2. The petitioner is the wife of the respondent. The respondent herein filed O.P.No. 790 of 2003 for restitution of conjugal rights under Section 32 of the Indian Divorce Act, 1869 (for short ‘the Act’). The petitioner/wife filed I.A.No. 162 of 2001 under Section 36 of the Act for grant of interim alimony at the rate of Rs. 1,000/-(rupees one thousand only) per month and legal expenses of Rs. 2,000/- (rupees two thousand only) pending the main proceedings. The respondent/husband filed counter resisting the application. It is averred in the counter that the petitioner filed M.C.No. 2 of 2003 on the file of the Judicial First Class Magistrate, Vizianagaram, claiming maintenance and the same was ended in dismissal on 25-2-2004, and therefore the petitioner/wife is not entitled for interim alimony pending disposal of the main proceedings in O.P.No. 790 of 2003.

3. The learned District Judge on considering the material brought on record and on hearing both parties, refused to pass any Order with regard to interim alimony and directed both the parties to get ready for disposal of the main petition. The operative portion of the Order passed by the learned District Judge, Vizianagaram, reads thus:

“Perused the record. The respondent stated that the petitioner resided only for two months after marriage and that subsequently, she never, obliged to lead conjugal life with him. He further stated that the petitioner resorted to filing of some petition or other against the petitioner. He stated that the Maintenance Case was dismissed on merits. He further stated that this is a case where the facts and circumstances have to be appreciated on merits. He prayed to dismiss the petition. Having gone through the respective contentions of both parties and hearing the learned counsel, I feel that the material available on record is not sufficient to come to a just decision in either way. Added to this, the learned Advocate for the respondent expressed his readiness for disposal of the main petition on merits. In view of the above attendant circumstances and background of the case, I feel that justice will be done to both parties by taking up the main O.P. itself. In view of the above, I direct both the parties to get ready for disposal of the main petition. Call this petition along with main petition.
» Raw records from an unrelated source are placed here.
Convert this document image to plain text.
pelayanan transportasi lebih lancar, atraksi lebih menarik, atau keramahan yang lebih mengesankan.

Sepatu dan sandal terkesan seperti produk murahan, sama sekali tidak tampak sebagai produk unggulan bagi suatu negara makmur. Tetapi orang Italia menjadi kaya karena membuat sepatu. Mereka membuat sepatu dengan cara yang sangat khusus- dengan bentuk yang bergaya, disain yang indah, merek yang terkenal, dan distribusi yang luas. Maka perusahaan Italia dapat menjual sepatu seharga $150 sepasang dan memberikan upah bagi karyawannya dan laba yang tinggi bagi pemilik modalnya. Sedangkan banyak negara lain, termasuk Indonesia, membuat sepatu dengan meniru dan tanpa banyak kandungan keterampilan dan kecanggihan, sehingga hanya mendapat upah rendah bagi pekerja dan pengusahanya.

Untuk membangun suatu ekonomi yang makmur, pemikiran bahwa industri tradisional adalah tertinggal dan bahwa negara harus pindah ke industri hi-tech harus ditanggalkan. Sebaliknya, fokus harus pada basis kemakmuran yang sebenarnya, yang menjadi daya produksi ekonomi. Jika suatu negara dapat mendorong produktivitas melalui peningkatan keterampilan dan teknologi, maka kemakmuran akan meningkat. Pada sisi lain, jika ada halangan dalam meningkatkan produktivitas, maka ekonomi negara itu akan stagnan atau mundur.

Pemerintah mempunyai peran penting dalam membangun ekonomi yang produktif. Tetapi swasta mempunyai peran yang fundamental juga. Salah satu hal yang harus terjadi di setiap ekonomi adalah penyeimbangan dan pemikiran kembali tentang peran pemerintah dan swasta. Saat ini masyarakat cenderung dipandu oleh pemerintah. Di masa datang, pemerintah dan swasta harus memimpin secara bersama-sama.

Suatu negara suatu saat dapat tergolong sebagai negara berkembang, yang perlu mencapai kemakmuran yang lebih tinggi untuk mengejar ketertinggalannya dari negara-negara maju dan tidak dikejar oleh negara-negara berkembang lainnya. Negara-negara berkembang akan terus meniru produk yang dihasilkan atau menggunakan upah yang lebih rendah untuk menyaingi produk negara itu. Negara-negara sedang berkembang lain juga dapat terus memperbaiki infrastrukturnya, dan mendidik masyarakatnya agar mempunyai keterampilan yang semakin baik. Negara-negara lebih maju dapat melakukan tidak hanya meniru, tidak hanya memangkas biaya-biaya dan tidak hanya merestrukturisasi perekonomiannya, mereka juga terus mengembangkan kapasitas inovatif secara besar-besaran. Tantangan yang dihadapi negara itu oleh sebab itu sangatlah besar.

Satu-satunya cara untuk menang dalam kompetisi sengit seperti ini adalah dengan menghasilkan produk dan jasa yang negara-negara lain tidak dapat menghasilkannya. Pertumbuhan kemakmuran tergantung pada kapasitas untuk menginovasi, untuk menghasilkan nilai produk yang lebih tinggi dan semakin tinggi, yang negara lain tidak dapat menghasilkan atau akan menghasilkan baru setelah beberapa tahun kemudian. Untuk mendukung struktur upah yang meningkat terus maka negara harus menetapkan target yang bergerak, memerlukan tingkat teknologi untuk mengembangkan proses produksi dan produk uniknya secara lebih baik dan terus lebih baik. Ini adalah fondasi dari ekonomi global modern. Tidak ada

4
In the result, the petition is ordered to be called along with main Divorce Petition, Both the parties are directed to get ready for disposal of main divorce petition.”

4. Assailing the Order passed in I.A.No. 162 of 2001 in O.P.No. 790 of 2003, the petitioner/wife filed this Civil Revision Petition.

5. The learned counsel appearing for the petitioner/wife contends that the Order of the learned District Judge, Vizianagaram, to tag on the application filed by the petitioner/wife claiming interim maintenance and legal expenses to the main proceedings is against the provisions of Section 36 of the Act and therefore the impugned Order is required to be set aside.

6. In support of his submissions, he placed reliance on the decision of Kerala High Court in E.C. Benny v. Raichel Bindu, AIR 1999 Kerala 251 and the decision of the Delhi High Court in Mrs. Alice Baldev Singh v. Baldev Singh, I (2002) DMC 357.

7. In the first cited decision, the Kerala High Court held that under Section 36 of the Act, right is given to a wife to file an application for alimony pendente lite ‘in any suit’ under the Act. The proviso to Section 36 makes it very clear that such an application is maintainable even in a petition filed under Sections 18 and 19. The proviso further provides that the alimony granted under Section 36 shall continue in case of a decree for dissolution of marriage or of nullity of marriage until the decree is made absolute or is confirmed, as the case may be. It is therefore very clear that even in an application under Sections 18 and 19 seeking a declaration that the marriage is null and void, alimony pendente lite can be granted. A decree for nullity of marriage has to be confirmed by the High Court as per the provisions of Section 20. The alimony granted pendente lite will continue until the decree is confirmed. Therefore, it could be held that an application under Section 36 is maintainable at the instance of the wife in a petition filed by a husband under Sections 18 and 19 of the Act.

8. In the second cited decision, the Delhi High Court held that pendente lite alimony may be varied, enhanced, reduced or even suspended during pendency of suit or during period when such Order remains in operation, depending upon the change in the factors which are counted for determination of pendente lite alimony.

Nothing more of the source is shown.